In the 14 weeks to date, two numbers, 16 and 38, have each come up trumps five times, six more - 5, 21, 29, 30, 31 and 44 - have come up four times, if bonus balls are included, but five numbers - 8, 24, 33, 34 and 41 - have yet to score, and both 10 and 28 have only registered as a bonus ball.
A distribution analysis shows there have been clusters of winning numbers from 3-6, 14-17, 29-32, but there is no visible pattern in the distribution of winning numbers to date. The first 10 numbers have come up 20 times, the next 10 19 times, the third 21, the fourth 20 and the last nine numbers 18 times. There is little to go on in the distribution of odds and evens. The 25 odd numbers have produced 48 winning numbers, the 24 even numbers 50, including bonus balls.
There should be a bias in favour of big winners when there is a relatively high number of winning numbers between 32 and 49. This is a direct result of the fact that the favourite system used by many punters is to choose numbers based on the birthdays of family and friends.
Systems based on ages, or on collapsing favoured numbers over 49 by adding the digits together also tend to bias selections in the lower half of the range, and so should reward fewer individual winners with bigger prizes when most of the winning numbers fall towards the top end of the range.

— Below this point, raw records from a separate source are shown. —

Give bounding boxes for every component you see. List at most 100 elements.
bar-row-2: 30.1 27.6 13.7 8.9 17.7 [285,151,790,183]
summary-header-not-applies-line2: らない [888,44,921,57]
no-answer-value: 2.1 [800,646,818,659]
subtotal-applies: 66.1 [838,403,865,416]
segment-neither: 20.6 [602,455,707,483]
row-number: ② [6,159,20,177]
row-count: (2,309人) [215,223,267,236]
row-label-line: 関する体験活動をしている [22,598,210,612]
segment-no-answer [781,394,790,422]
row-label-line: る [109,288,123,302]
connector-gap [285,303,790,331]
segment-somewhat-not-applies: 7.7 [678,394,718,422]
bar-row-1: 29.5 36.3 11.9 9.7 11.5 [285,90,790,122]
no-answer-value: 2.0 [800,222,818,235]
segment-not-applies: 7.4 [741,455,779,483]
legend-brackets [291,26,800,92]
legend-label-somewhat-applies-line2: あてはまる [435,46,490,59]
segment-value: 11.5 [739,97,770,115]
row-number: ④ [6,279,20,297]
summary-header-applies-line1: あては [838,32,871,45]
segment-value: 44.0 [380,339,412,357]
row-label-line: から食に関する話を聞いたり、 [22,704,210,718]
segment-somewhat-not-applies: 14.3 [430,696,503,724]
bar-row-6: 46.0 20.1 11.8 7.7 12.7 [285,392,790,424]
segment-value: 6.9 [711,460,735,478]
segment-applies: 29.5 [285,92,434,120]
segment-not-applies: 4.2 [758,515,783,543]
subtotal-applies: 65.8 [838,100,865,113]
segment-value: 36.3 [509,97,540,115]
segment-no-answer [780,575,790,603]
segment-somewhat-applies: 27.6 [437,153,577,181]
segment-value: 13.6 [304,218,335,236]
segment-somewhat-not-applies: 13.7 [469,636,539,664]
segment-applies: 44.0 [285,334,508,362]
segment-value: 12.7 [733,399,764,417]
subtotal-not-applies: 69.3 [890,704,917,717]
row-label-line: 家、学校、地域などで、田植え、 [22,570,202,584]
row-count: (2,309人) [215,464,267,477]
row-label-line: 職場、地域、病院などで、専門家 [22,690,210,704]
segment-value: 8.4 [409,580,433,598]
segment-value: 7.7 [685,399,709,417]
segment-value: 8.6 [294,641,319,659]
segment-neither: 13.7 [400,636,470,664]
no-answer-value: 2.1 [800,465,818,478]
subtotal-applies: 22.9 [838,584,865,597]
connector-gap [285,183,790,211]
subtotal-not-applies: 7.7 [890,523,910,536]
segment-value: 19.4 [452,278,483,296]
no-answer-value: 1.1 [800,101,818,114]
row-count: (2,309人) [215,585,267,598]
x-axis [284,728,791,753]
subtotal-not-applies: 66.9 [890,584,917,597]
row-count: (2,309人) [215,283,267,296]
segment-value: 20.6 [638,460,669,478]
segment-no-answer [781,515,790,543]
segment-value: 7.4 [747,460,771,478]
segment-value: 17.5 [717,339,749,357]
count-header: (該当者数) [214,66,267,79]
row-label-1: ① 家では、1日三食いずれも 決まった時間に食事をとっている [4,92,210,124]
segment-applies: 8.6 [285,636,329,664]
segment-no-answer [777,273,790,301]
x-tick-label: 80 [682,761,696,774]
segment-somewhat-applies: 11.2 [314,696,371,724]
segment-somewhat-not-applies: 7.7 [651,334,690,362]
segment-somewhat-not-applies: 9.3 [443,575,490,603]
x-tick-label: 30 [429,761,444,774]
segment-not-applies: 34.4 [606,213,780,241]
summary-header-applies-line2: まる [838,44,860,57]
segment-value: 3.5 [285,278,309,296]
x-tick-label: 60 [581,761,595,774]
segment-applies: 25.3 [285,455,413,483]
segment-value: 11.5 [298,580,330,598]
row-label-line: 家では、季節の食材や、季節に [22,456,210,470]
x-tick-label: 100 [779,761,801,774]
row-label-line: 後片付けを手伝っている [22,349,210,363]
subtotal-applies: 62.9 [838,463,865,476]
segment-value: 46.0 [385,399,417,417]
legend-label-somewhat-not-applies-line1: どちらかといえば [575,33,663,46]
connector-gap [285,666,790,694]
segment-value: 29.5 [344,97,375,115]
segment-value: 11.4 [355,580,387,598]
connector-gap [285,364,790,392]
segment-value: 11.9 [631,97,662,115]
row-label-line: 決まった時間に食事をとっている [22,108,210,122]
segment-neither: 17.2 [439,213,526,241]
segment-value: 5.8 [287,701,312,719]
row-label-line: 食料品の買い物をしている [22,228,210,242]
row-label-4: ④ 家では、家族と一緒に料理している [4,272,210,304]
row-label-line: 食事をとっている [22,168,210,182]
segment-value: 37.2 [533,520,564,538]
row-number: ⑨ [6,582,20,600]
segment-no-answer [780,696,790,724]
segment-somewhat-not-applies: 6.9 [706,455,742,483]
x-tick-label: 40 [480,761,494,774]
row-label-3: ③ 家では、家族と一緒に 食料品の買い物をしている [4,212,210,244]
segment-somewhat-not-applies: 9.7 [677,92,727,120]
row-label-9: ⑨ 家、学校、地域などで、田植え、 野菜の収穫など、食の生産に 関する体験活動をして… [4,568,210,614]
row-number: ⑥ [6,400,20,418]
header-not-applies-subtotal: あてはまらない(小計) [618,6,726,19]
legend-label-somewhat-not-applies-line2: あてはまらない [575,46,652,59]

Four times so far there has been only one out of six winning balls numbered above 30, excluding bonus balls which only come into play as tie-breakers. Those four draws have produced nine jackpot winners. On 31 December and 4 February, four of the six winning numbers were over 30, and on 10 December, no less than five numbers were over 30, ruling out everyone who relies only on birthdays.
Sure enough there was only one jackpot winner on each of those three occasions.
But just to prove that there is no such thing as a foolproof system, on 14 January three of the six winning numbers were above 30, and yet that was the week which produced 133 jackpot winners. Ah, well, back to the drawing board!